Ayurvedic practitioners use panchakarma, a system of cleansing different body systems using essential oils, massage, and foods. Meditation, yoga and deep breathing, getting outside in nature, getting adequate exercise and sleep, and including all six tastes in every meal (sweet, salty, sour, pungent, bitter, and astringent) are used to help bring balance to the body and its systems.

 

 

 

Acupuncture, Acupressure and Traditional Chinese Medicine

 

 

Traditional Chinese Medicine (TCM) was developed more than 2,500 years ago in China, and involves understanding and redistributing the body’s energy force, called chi, along meridians or channels in the body. TCM healers use herbs and medicines (some of which come from endangered species, such as tigers or rhino horns), as well as mind-body practices like tai chi and acupuncture. In acupuncture, practitioners will insert tiny needles along the body’s meridians to heal an ailment.

 

There are few studies accessible to the western world that have systematically evaluated TCM, making it difficult to evaluate scientifically. However, some studies have started looking at the disease-fighting capabilities of certain TCM herbs.[64, 65] Although scientists do not understand how it works, several studies have shown that acupuncture treats chronic pain more effectively than no treatment or “sham” acupuncture treatments (placing needles on non-meridian points). Not only that, some brain imaging research has found that stimulating specific acupuncture points activated specific parts of the brain.[66]

 

Acupressure is a bodywork technique that involves putting pressure on the meridian points associated with a particular ailment, instead of using needles as they do in acupuncture.

 

Aromatherapy

 

Scent is one of our most prized senses, and it can be used to improve health and well-being. Massage therapists often add in aromatherapy into their practice, but this is a great therapy to do self-care. There are hundreds of essential oils that you can use for various needs, and these are sold at grocery stores, online and specialty stores.
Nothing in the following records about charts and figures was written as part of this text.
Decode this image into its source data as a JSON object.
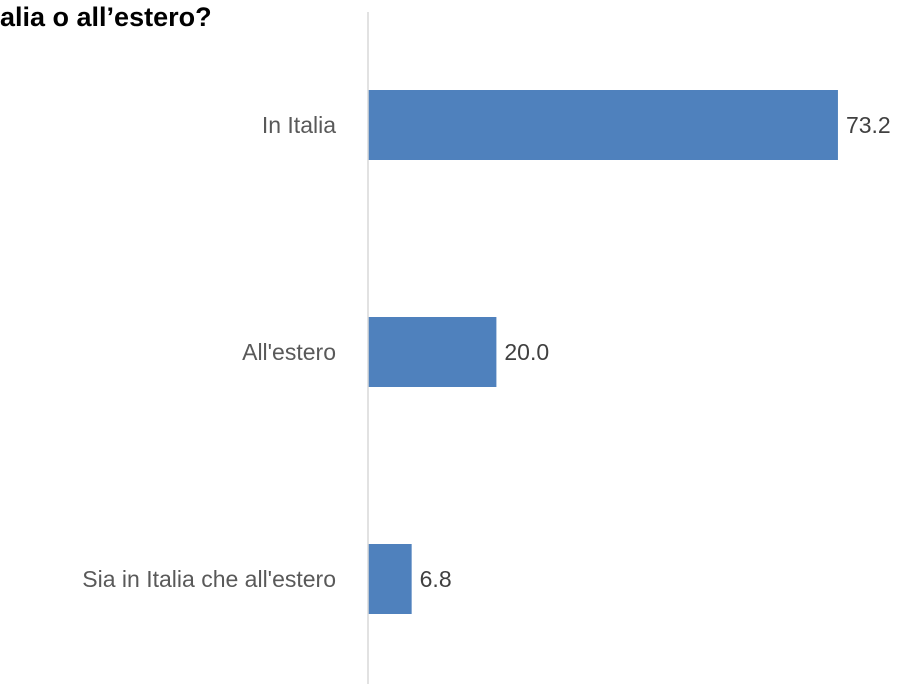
{
  "chart_data": {
    "type": "bar",
    "orientation": "horizontal",
    "title": "alia o all’estero?",
    "categories": [
      "In Italia",
      "All'estero",
      "Sia in Italia che all'estero"
    ],
    "values": [
      73.2,
      20.0,
      6.8
    ],
    "value_labels": [
      "73.2",
      "20.0",
      "6.8"
    ],
    "xlim": [
      0,
      80
    ],
    "grid": false,
    "legend": "none",
    "bar_color": "#4f81bd",
    "axis_color": "#d9d9d9"
  }
}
  • Lavender oil can reduce anxiety and improve sleep.[67] Inhaling lavender also lessened the effects of premenstrual syndrome (PMS) in women.[68]
  • Orange oil was found to lower heart rate and decrease stress for students studying for exams[69]
  • Peppermint oil not only improves muscle relaxation and achy joints, inhaling peppermint oil can reduce nausea,[70] reverse mental fatigue[71] and improve physical performance in both mice and men.[72]

 

Natural Health Wrap-Up

 

 

There are a number of other alternative and complementary natural therapies, but what they have in common is that they look to natural herbs, nutrition, and lifestyle changes like exercise to maintain wellness while seeking to avoid costly and invasive surgeries or treatments.

 

Natural therapies can be empowering because — although many are not as well-researched as some conventional medical treatments — they typically have fewer side effects. However, always be sure to research the quality of the healthcare or therapy provider, natural health supplements, or treatments you are interested in. Check reviews, read as much as you can, and be an informed decision-maker about your own healthcare.

 

I truly believe my purpose on this planet is to help people live healthier lives. There are many simple, natural ways to improve your health and make you happier every day. I hope this guide helps you on your journey to better health.

 

†Results may vary. Information and statements made are for education purposes and are not intended to replace the advice of your doctor. Global Healing Center does not dispense medical advice, prescribe, or diagnose illness.